British Prime Minister Theresa May on Tuesday convened the weekly Cabinet meeting as the government prepares to defend its Brexit plan in Parliament once again after a vote originally scheduled before Christmas was controversially delayed due to its palpable lack of support among the opposition.
May met her senior Conservative Party officials at her official Downing Street residence in London a day before the debate on the UK's departure from the EU was set to recommence in the House of Commons, the country's lower chamber of lawmaking, before a rescheduled vote on January 15, Efe news reported.
Faced with the prospect of defeat in the chamber, there has been more debate in the UK on the possibility that the government could delay Article 50, the measure that May triggered to set the country on course to leave the EU on March 29, 2019, but Brexit Minister Stephen Barclay diminished this option.
May delayed the initial vote, slated for December 11, when it became clear she was to face considerable opposition not only from the opposition Labour Party and other smaller parties in the chamber -- such as the Scottish National Party - but also from the Northern Irish Democratic Unionist Party, which props up her government, and a clutch of pro-EU Conservative Members of Parliament.

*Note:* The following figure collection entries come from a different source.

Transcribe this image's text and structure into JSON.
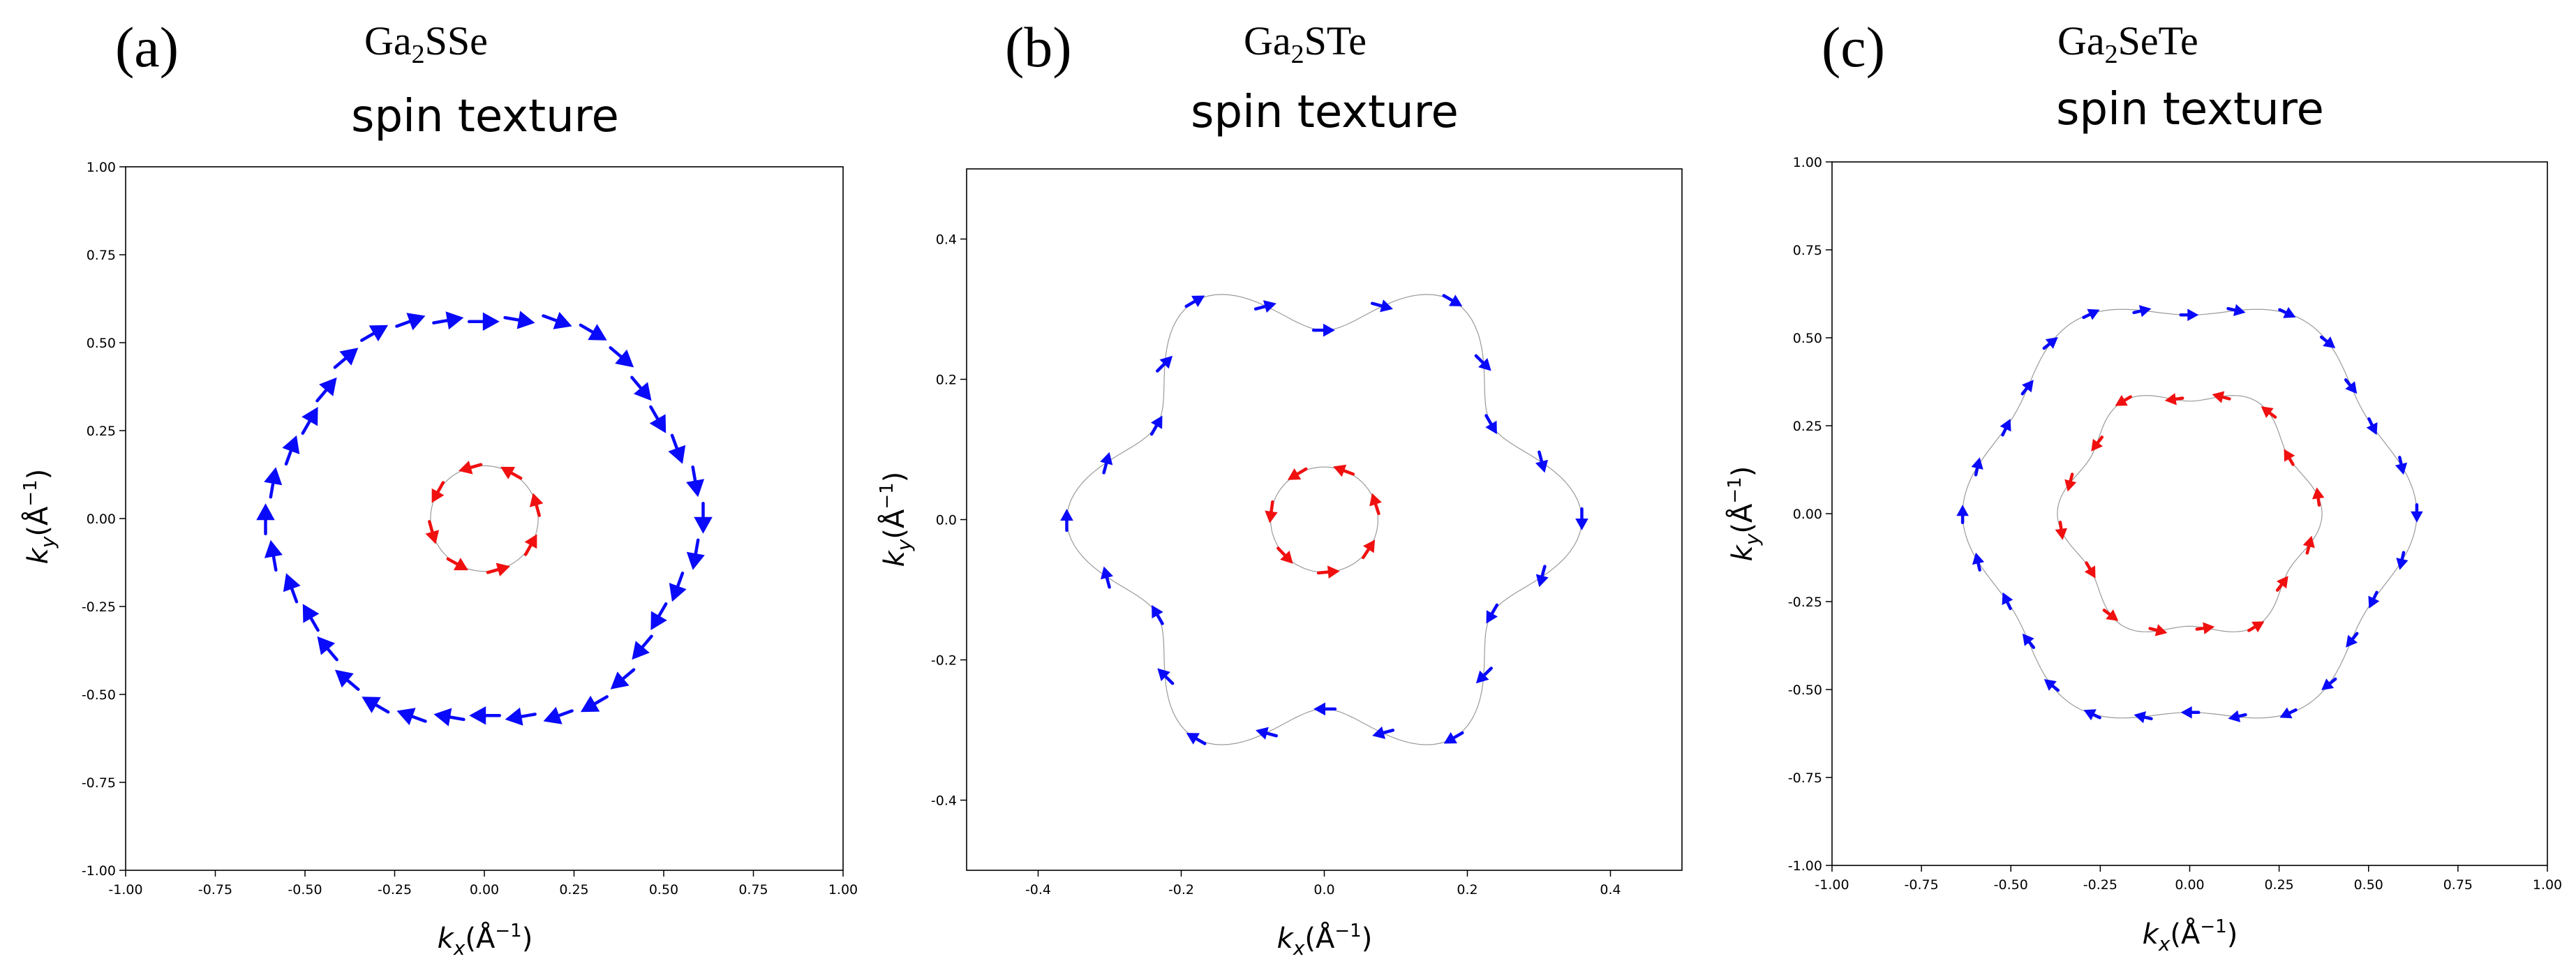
{
  "colors": {
    "outer": "#0a0afa",
    "inner": "#f01010",
    "frame": "#000000",
    "path": "#9a9a9a"
  },
  "panels": [
    {
      "label": "(a)",
      "compound": {
        "base": "Ga",
        "sub": "2",
        "rest": "SSe"
      },
      "title": "spin texture",
      "xlabel": "kx(Å^-1)",
      "ylabel": "ky(Å^-1)"
    },
    {
      "label": "(b)",
      "compound": {
        "base": "Ga",
        "sub": "2",
        "rest": "STe"
      },
      "title": "spin texture",
      "xlabel": "kx(Å^-1)",
      "ylabel": "ky(Å^-1)"
    },
    {
      "label": "(c)",
      "compound": {
        "base": "Ga",
        "sub": "2",
        "rest": "SeTe"
      },
      "title": "spin texture",
      "xlabel": "kx(Å^-1)",
      "ylabel": "ky(Å^-1)"
    }
  ],
  "chart_data": [
    {
      "type": "scatter",
      "title": "spin texture",
      "xlabel": "kx(Å^-1)",
      "ylabel": "ky(Å^-1)",
      "xlim": [
        -1.0,
        1.0
      ],
      "ylim": [
        -1.0,
        1.0
      ],
      "xticks": [
        "-1.00",
        "-0.75",
        "-0.50",
        "-0.25",
        "0.00",
        "0.25",
        "0.50",
        "0.75",
        "1.00"
      ],
      "yticks": [
        "1.00",
        "0.75",
        "0.50",
        "0.25",
        "0.00",
        "-0.25",
        "-0.50",
        "-0.75",
        "-1.00"
      ],
      "xtick_values": [
        -1.0,
        -0.75,
        -0.5,
        -0.25,
        0.0,
        0.25,
        0.5,
        0.75,
        1.0
      ],
      "ytick_values": [
        1.0,
        0.75,
        0.5,
        0.25,
        0.0,
        -0.25,
        -0.5,
        -0.75,
        -1.0
      ],
      "grid": false,
      "series": [
        {
          "color": "outer",
          "radius": 0.585,
          "hex_amp": 0.025,
          "count": 36,
          "direction": "clockwise",
          "arrow_len": 0.085,
          "show_path": false
        },
        {
          "color": "inner",
          "radius": 0.15,
          "hex_amp": 0.0,
          "count": 8,
          "direction": "counterclockwise",
          "arrow_len": 0.065,
          "show_path": true
        }
      ]
    },
    {
      "type": "scatter",
      "title": "spin texture",
      "xlabel": "kx(Å^-1)",
      "ylabel": "ky(Å^-1)",
      "xlim": [
        -0.5,
        0.5
      ],
      "ylim": [
        -0.5,
        0.5
      ],
      "xticks": [
        "-0.4",
        "-0.2",
        "0.0",
        "0.2",
        "0.4"
      ],
      "yticks": [
        "0.4",
        "0.2",
        "0.0",
        "-0.2",
        "-0.4"
      ],
      "xtick_values": [
        -0.4,
        -0.2,
        0.0,
        0.2,
        0.4
      ],
      "ytick_values": [
        0.4,
        0.2,
        0.0,
        -0.2,
        -0.4
      ],
      "grid": false,
      "series": [
        {
          "color": "outer",
          "radius": 0.315,
          "hex_amp": 0.045,
          "count": 24,
          "direction": "clockwise",
          "arrow_len": 0.03,
          "show_path": true
        },
        {
          "color": "inner",
          "radius": 0.075,
          "hex_amp": 0.0,
          "count": 7,
          "direction": "counterclockwise",
          "arrow_len": 0.03,
          "show_path": true
        }
      ]
    },
    {
      "type": "scatter",
      "title": "spin texture",
      "xlabel": "kx(Å^-1)",
      "ylabel": "ky(Å^-1)",
      "xlim": [
        -1.0,
        1.0
      ],
      "ylim": [
        -1.0,
        1.0
      ],
      "xticks": [
        "-1.00",
        "-0.75",
        "-0.50",
        "-0.25",
        "0.00",
        "0.25",
        "0.50",
        "0.75",
        "1.00"
      ],
      "yticks": [
        "1.00",
        "0.75",
        "0.50",
        "0.25",
        "0.00",
        "-0.25",
        "-0.50",
        "-0.75",
        "-1.00"
      ],
      "xtick_values": [
        -1.0,
        -0.75,
        -0.5,
        -0.25,
        0.0,
        0.25,
        0.5,
        0.75,
        1.0
      ],
      "ytick_values": [
        1.0,
        0.75,
        0.5,
        0.25,
        0.0,
        -0.25,
        -0.5,
        -0.75,
        -1.0
      ],
      "grid": false,
      "series": [
        {
          "color": "outer",
          "radius": 0.6,
          "hex_amp": 0.035,
          "count": 28,
          "direction": "clockwise",
          "arrow_len": 0.05,
          "show_path": true
        },
        {
          "color": "inner",
          "radius": 0.345,
          "hex_amp": 0.025,
          "count": 16,
          "direction": "counterclockwise",
          "arrow_len": 0.05,
          "show_path": true
        }
      ]
    }
  ]
}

On December 12, May was forced to see off a no-confidence motion lodged by right-wing members of her own party.
One of the key sticking points in the debate has been the future of the Irish border and how to maintain an open and tariff-free frontier between the Republic of Ireland, an EU member state, and Northern Ireland, a UK territory, post-Brexit.
The EU has consistently said that the draft Brexit deal was not up for re-negotiation, but has offered to clarify points in the document.